Handelssysteme

Generell bleibt festzuhalten, dass sich Handelssysteme für den professionellen Börsenhandel in zwei Kategorien einteilen lassen. Man unterscheidet zwischen den manuellen und den mechanischen Handelssystemen. Der allgemeine Börsenhandel wird hauptsächlich mittels solcher Handelssysteme betrieben und führt die am Markt getätigten Handelsabläufe zusammen. Mittlerweile übernehmen dementsprechende Zentralrechner die früheren Aufgaben eines Skrontoführers, der gemäß der jeweiligen Marktlage die Preisfeststellung (Taxe) einzelner Finanzwerte für den Parketthandel ausrief.

Computerbasierende Handelssysteme wie das Handelssystem von www.easytrend24.de werden nicht nur von den professionellen Börsenhändlern und der Börse genutzt, sondern wurden in den letzten Jahren den Privatanlegern zugänglich gemacht. Die Entwicklung des Internets und der Internetplattformen einzelner Onlinebroker begünstigten diesen Prozess. Die Handelssysteme für den Privatanleger unterscheiden sich sehr stark von den Computerbasierenden Handelssystemen der internationalen Börsenplätze.

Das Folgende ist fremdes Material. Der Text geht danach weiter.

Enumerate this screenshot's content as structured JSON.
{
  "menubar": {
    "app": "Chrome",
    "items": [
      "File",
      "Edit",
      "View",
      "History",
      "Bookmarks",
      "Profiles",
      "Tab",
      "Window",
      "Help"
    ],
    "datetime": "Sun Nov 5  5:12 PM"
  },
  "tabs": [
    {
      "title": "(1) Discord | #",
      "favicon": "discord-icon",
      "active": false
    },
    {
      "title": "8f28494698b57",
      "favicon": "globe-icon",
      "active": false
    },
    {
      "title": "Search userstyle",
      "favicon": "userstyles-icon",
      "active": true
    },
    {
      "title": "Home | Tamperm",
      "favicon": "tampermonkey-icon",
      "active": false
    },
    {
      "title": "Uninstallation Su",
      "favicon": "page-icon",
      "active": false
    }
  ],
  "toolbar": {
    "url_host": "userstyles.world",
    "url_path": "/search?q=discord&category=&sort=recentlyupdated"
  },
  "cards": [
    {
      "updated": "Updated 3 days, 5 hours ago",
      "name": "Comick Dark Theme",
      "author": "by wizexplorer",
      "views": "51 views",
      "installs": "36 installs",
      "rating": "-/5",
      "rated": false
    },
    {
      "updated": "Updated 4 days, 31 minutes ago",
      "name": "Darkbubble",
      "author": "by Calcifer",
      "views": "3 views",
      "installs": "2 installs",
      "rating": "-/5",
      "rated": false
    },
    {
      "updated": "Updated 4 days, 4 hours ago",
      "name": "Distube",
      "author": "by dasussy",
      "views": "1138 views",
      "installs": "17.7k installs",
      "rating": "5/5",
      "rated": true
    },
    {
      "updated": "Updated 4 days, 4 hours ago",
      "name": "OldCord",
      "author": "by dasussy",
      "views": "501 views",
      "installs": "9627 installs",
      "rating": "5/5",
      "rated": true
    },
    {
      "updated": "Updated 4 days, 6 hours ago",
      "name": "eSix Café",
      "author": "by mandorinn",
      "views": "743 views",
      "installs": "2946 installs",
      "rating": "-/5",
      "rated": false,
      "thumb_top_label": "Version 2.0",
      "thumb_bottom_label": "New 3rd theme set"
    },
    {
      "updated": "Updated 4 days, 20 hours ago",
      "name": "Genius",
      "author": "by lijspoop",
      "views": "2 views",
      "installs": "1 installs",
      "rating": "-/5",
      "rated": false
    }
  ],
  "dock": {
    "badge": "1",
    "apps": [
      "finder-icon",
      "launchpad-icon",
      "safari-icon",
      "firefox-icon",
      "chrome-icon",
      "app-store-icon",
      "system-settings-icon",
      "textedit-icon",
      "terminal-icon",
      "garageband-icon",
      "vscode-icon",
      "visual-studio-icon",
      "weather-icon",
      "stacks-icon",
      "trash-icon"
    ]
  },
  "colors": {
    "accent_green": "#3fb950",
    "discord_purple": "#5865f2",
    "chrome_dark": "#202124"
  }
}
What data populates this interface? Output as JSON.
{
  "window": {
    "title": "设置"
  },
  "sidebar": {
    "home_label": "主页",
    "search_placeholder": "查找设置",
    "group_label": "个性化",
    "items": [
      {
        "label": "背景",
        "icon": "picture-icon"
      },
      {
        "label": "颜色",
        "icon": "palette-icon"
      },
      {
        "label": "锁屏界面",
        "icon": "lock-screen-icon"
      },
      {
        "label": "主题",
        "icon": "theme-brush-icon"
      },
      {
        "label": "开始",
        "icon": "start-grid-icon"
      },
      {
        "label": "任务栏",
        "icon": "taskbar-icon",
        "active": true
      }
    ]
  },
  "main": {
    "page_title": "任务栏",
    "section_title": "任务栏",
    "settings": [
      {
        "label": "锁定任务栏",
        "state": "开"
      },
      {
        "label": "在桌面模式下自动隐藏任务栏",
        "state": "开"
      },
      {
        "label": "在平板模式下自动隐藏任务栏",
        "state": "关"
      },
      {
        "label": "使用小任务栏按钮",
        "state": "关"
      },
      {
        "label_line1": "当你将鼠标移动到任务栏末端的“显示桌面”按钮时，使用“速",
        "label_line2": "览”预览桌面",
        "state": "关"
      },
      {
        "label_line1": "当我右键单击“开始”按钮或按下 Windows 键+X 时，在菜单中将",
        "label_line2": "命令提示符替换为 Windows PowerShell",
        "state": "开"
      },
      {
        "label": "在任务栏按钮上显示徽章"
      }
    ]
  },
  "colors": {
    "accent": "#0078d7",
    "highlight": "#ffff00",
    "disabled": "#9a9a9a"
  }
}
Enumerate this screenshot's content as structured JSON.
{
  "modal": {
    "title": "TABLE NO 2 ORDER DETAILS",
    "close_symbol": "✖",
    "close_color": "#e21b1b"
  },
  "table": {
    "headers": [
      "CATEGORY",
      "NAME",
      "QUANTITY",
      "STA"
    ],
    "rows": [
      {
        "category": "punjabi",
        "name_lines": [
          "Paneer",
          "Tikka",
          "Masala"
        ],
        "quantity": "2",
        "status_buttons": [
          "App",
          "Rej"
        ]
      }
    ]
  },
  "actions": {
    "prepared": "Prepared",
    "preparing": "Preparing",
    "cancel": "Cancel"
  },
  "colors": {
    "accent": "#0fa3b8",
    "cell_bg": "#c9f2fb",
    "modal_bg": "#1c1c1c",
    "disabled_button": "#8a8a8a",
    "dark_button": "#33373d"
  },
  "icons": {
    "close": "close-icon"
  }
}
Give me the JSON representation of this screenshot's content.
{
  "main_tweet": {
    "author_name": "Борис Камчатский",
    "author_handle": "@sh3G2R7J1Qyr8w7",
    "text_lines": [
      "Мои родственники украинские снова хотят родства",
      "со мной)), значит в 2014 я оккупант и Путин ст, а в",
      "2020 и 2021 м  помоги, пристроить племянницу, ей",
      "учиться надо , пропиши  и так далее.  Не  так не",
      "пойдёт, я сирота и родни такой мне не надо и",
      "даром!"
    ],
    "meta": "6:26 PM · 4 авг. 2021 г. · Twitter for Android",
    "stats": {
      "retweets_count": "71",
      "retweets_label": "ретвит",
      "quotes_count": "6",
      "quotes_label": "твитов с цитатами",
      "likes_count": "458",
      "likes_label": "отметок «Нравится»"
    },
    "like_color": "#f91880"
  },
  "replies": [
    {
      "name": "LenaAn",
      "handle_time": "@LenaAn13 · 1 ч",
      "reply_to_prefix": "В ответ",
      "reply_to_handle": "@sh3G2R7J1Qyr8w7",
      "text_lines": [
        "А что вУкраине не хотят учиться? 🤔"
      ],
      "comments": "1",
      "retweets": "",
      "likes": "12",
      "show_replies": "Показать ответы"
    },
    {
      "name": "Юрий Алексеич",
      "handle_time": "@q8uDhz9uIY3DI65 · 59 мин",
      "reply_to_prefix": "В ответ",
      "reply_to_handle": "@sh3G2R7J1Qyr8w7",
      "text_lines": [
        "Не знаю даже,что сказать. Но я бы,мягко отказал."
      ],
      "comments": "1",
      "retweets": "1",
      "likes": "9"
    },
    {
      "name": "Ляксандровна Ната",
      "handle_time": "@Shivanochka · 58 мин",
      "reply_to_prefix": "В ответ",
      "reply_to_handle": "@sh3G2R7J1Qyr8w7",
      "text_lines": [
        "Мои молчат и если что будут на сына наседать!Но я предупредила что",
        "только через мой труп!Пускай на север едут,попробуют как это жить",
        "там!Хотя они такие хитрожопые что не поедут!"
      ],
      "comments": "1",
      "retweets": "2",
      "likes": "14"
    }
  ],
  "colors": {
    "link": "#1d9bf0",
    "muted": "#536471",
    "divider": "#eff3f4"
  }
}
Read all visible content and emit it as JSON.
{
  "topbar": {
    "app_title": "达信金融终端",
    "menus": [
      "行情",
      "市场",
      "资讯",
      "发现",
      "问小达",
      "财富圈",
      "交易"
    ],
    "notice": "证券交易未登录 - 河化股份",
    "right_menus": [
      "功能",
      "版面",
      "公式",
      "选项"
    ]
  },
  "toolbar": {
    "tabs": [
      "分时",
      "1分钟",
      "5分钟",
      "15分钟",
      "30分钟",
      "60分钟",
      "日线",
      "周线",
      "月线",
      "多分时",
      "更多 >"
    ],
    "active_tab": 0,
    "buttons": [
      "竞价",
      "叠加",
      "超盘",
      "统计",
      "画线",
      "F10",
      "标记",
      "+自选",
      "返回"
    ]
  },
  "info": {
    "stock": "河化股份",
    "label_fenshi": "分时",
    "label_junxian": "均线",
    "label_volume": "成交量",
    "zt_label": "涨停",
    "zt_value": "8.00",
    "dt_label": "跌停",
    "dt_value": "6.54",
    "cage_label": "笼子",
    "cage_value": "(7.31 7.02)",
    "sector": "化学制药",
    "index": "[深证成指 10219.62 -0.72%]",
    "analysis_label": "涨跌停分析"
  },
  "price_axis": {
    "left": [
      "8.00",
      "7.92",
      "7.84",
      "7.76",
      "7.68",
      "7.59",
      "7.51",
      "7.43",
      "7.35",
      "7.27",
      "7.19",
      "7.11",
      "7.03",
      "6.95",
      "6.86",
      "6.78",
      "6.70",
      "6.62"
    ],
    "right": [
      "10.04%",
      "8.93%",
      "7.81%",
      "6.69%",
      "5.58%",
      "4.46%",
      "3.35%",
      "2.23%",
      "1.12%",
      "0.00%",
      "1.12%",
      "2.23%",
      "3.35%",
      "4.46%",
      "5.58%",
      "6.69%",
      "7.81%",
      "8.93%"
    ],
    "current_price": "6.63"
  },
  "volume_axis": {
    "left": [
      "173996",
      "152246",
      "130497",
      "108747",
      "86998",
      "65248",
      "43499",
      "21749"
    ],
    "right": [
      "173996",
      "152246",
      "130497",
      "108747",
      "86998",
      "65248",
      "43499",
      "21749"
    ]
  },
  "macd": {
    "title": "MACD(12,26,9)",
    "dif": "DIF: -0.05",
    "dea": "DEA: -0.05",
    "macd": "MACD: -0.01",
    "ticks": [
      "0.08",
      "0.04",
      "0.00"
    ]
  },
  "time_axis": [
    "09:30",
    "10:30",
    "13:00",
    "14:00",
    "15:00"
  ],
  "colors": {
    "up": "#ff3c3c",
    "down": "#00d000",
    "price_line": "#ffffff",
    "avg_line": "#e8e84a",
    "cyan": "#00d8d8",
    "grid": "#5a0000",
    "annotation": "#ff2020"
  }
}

Manuelle Handelssysteme verfügen über eine einfach Struktur, in welche sich die Marktkomponenten manuell ausführen lassen. Zu dem Vorgang bedarf es keiner Computerunterstützung. Mechanische Handelssysteme beruhen auf komplexen Algorithmen und mathematischen Berechnungen, die nur durch einen Computer verarbeitet werden können. Bedingt durch den Datenanschluss an die Computerbörsen, geben Handelssysteme den Echtzeithandel wieder und beinhalten Kursdaten aus der Vergangenheit. Mit einer erweiterten Programmierung können Handelssysteme zusätzliche Tradingsignale generieren, welche der Anleger für seinen Börsenhandel nutzen kann. Dabei werden bestimmte Kursmuster und Marktbewegungen analysiert.

handelssysteme

Einem Handelssystem liegen verschiedene Handelsansätze zugrunde. Die so genannten Trendfolgeprogramme durchleuchten den Markt nach bestimmten Marktbewegungen. Die jeweilige Kursentwicklung wird nicht als Ganzes betrachtet, sondern wird vom Programm erst dann registriert, sobald ein Trend klar erkennbar ist. Daher nimmt ein Trendfolgeprogramm meist nur die Handelsspitzen auf, so dass der Anleger oft vor dem Erreichen des Höchstkurses seinen Wert verkauft.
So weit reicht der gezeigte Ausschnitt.